Sepeda kumbang tua itu kini dipakai ke sawah oleh suami sepupuku. Selama hampir 3 tahun kuhabiskan di sadel sepeda tua itu menyusuri 17 kilometer dari rumah ke SMAN 1 Caruban. Hampir tiap pagi bersama teman-teman, aku bersama teman-teman janjian di pertigaan pasar Tlagan untuk kemudian mengayuh sepeda bersama, pergi dan pulang. Di SMA inilah impianku untuk menginjakkan kaki ke ibukota negara, Jakarta, tercapai.
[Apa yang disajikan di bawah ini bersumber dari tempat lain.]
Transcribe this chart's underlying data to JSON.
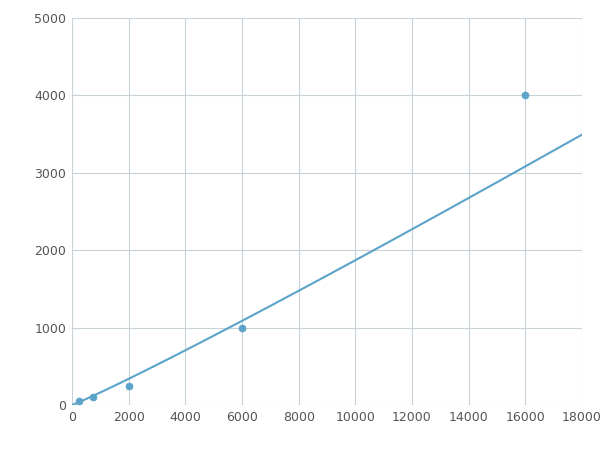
{
  "x_data": [
    250,
    750,
    2000,
    6000,
    16000
  ],
  "y_data": [
    50,
    100,
    250,
    1000,
    4000
  ],
  "x_curve_start": 0,
  "line_color": "#5ba3c9",
  "marker_color": "#5ba3c9",
  "marker_size": 5,
  "line_width": 1.5,
  "xlim": [
    0,
    18000
  ],
  "ylim": [
    0,
    5000
  ],
  "xticks": [
    0,
    2000,
    4000,
    6000,
    8000,
    10000,
    12000,
    14000,
    16000,
    18000
  ],
  "yticks": [
    0,
    1000,
    2000,
    3000,
    4000,
    5000
  ],
  "grid_color": "#c8d0d8",
  "grid_linewidth": 0.8,
  "background_color": "#ffffff",
  "figure_bg": "#ffffff",
  "tick_labelsize": 9,
  "tick_color": "#555555"
}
Suatu pagi di awal Oktober 1995, aku sebagai ketua OSIS dipanggil pak Suhartono, kepala sekolahku. Intinya beliau memberitahuku bahwa aku bersawa 4 kawan lain dari Mojokerto, Surabaya, Sampang dan Malang akan mewakili Jawa Timur dalam Kursus Kepemimpinan Ketua OSIS Nasional di Srengsengswah Jakarta selama 10 hari. Di pelatihan inilah aku bisa bertemu perwakilan ketua OSIS dari 27 provinsi se Indonesia waktu itu. Materinya menarik dengan disiplin ala militer sejak bangun tidur hingga belajar di saat malam. Dalam suatu acara surprise di satu sesi, namaku ikut dipanggil bersama 5 kawan lain. Deg deg an dan rasanya mau copot jantungku, karena salahsatu peserta diinformasikan kalau pemilik kamar terkotor. Alhamdulilah ketika panitia sampai di depanku dia mengalungkan kamar terapi di leher ku.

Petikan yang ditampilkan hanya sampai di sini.